As soon as we set foot on shore we fell in love with Banda Neira, the administrative center of the Spice Islands. It’s got the same lively, bordering on chaotic vibe as Bali, but on a much smaller scale and without the Hindu influence. People here are Muslim and the competing muezzins ring out a modern jazz symphony of aural ouch four times a day. But the people are as friendly and fun loving as we’ve seen so far, and obviously used to foreign visitors, as evidenced by the many shop signs in English. We’re using our Google Translate app far less that we did in Debut.

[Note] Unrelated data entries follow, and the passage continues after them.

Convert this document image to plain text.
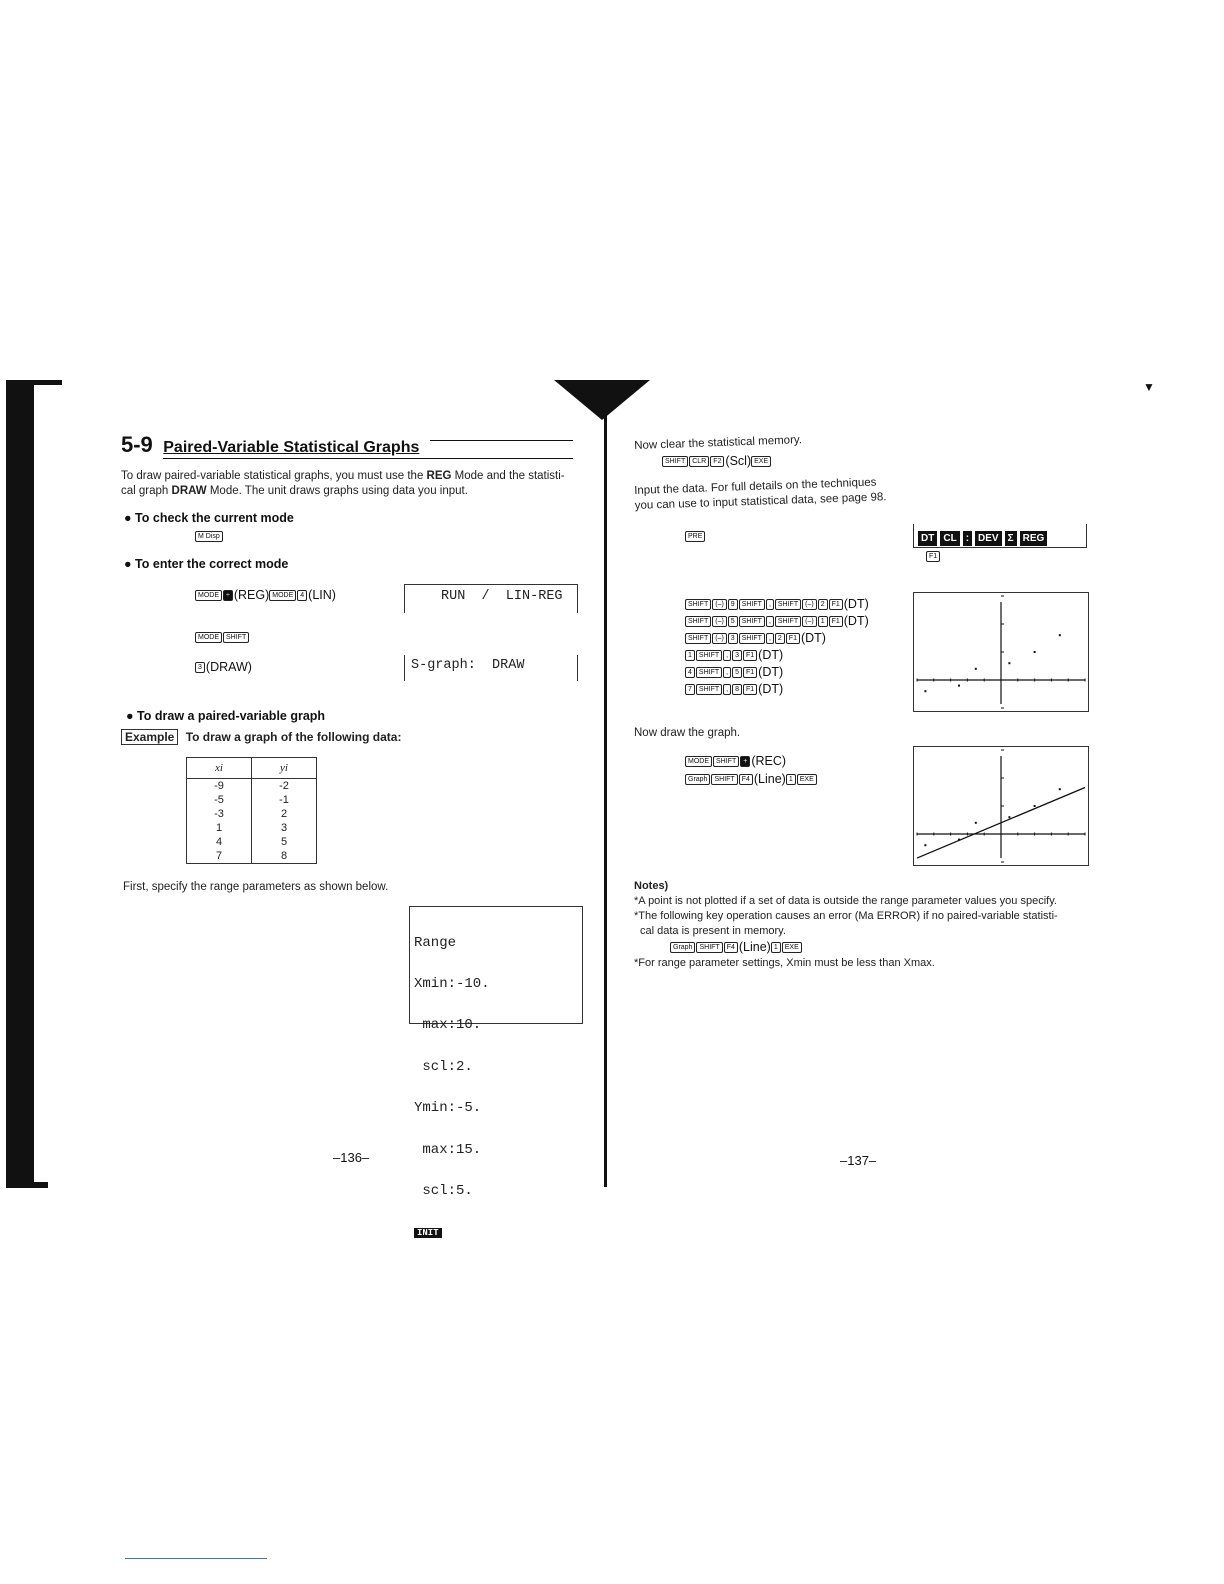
▼
5-9 Paired-Variable Statistical Graphs
To draw paired-variable statistical graphs, you must use the REG Mode and the statisti-
cal graph DRAW Mode. The unit draws graphs using data you input.
● To check the current mode
M Disp
● To enter the correct mode
MODE ÷ (REG) MODE 4 (LIN)
MODE SHIFT
3 (DRAW)
RUN  /  LIN-REG
S-graph:  DRAW
● To draw a paired-variable graph
Example To draw a graph of the following data:
xi	yi
-9	-2
-5	-1
-3	2
1	3
4	5
7	8
First, specify the range parameters as shown below.

Range

Xmin:-10.

max:10.

scl:2.

Ymin:-5.

max:15.

scl:5.

INIT

–136–
Now clear the statistical memory.
SHIFT CLR F2 (Scl) EXE
Input the data. For full details on the techniques
you can use to input statistical data, see page 98.
PRE	DT CL : DEV Σ REG
F1
SHIFT (–) 9 SHIFT , SHIFT (–) 2 F1 (DT)
SHIFT (–) 5 SHIFT , SHIFT (–) 1 F1 (DT)
SHIFT (–) 3 SHIFT , 2 F1 (DT)
1 SHIFT , 3 F1 (DT)
4 SHIFT , 5 F1 (DT)
7 SHIFT , 8 F1 (DT)
Now draw the graph.
MODE SHIFT + (REC)
Graph SHIFT F4 (Line) 1 EXE
Notes)
*A point is not plotted if a set of data is outside the range parameter values you specify.
*The following key operation causes an error (Ma ERROR) if no paired-variable statisti-
cal data is present in memory.
Graph SHIFT F4 (Line) 1 EXE
*For range parameter settings, Xmin must be less than Xmax.
–137–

Every shop displays nutmegs, cinnamon and nutmeg candy, made from the dried and spiced meat of the nutmeg, something we haven’t seen before.

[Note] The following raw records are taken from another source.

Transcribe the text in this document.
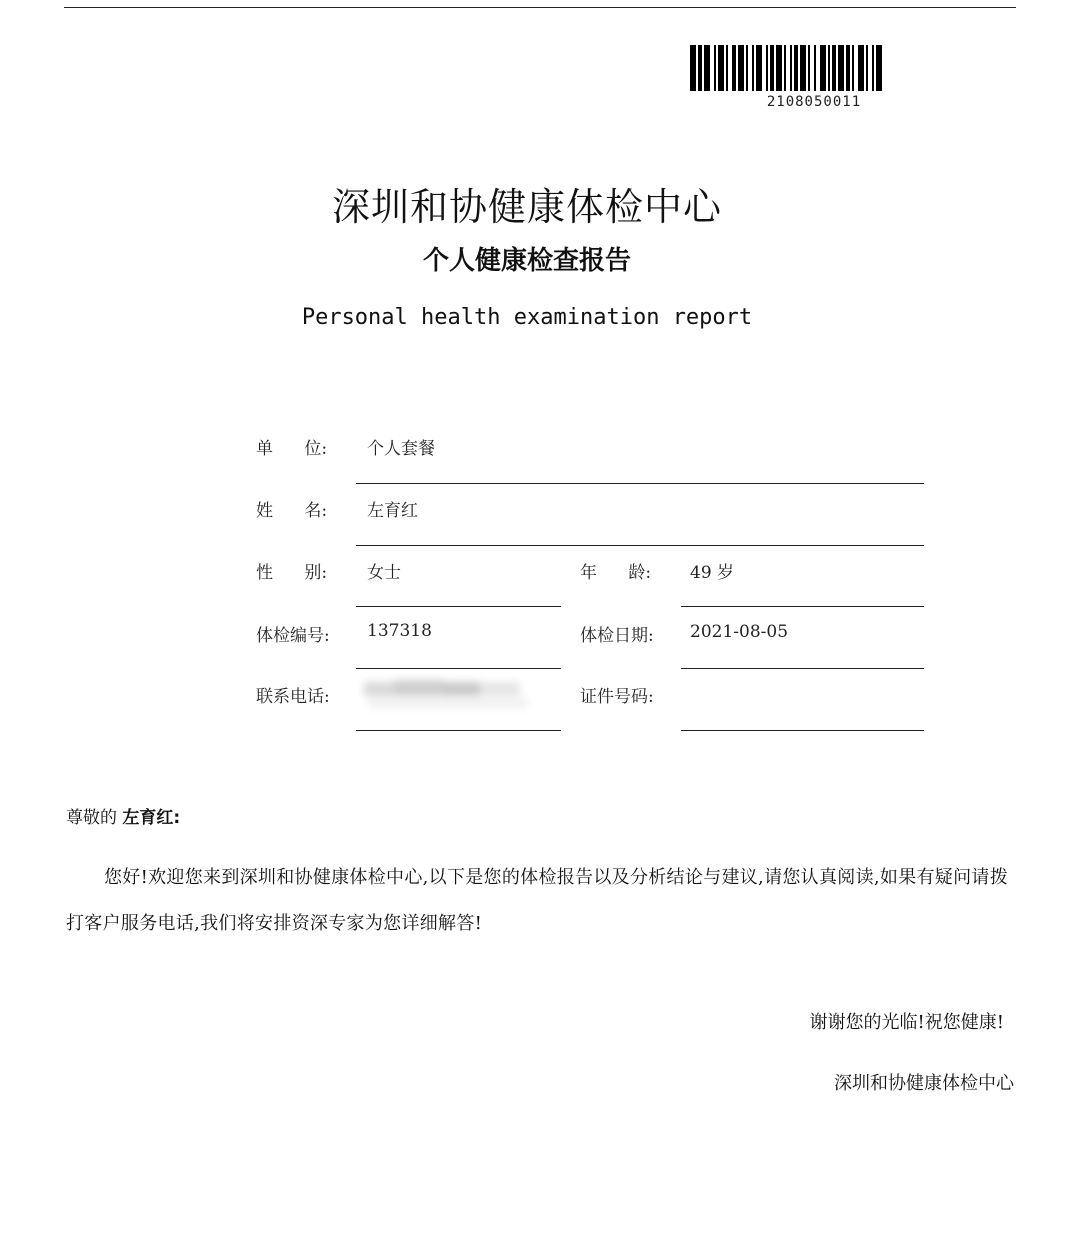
2108050011
深圳和协健康体检中心
个人健康检查报告
Personal health examination report
单 位: 个人套餐
姓 名: 左育红
性 别: 女士	年 龄: 49 岁
体检编号: 137318	体检日期: 2021-08-05
联系电话:	证件号码:
尊敬的 左育红:
您好!欢迎您来到深圳和协健康体检中心,以下是您的体检报告以及分析结论与建议,请您认真阅读,如果有疑问请拨打客户服务电话,我们将安排资深专家为您详细解答!
谢谢您的光临!祝您健康!
深圳和协健康体检中心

Our local host for the rally boats has arranged various tours and dinners on an ad hoc basis, so while we decide what we want to do on an organized jaunt vs. on our own we’re just wandering the streets of Banda Neira, appreciating the Graham Greene atmosphere of slightly decaying colonial architecture.

The spice that made the islands famous and the bitter conflict between the Dutch and the English it caused are evident everywhere.

But this is not a reconstructed Disneyland of tourist fakery, but rather a lively community with, of course, a traditional market, always my favorite destination.

The locals seem to absorb the influx of visitors with good cheer while still going about the daily business of living.

We have a lot more to see and do on these tiny islands. Another day. We’ve got time.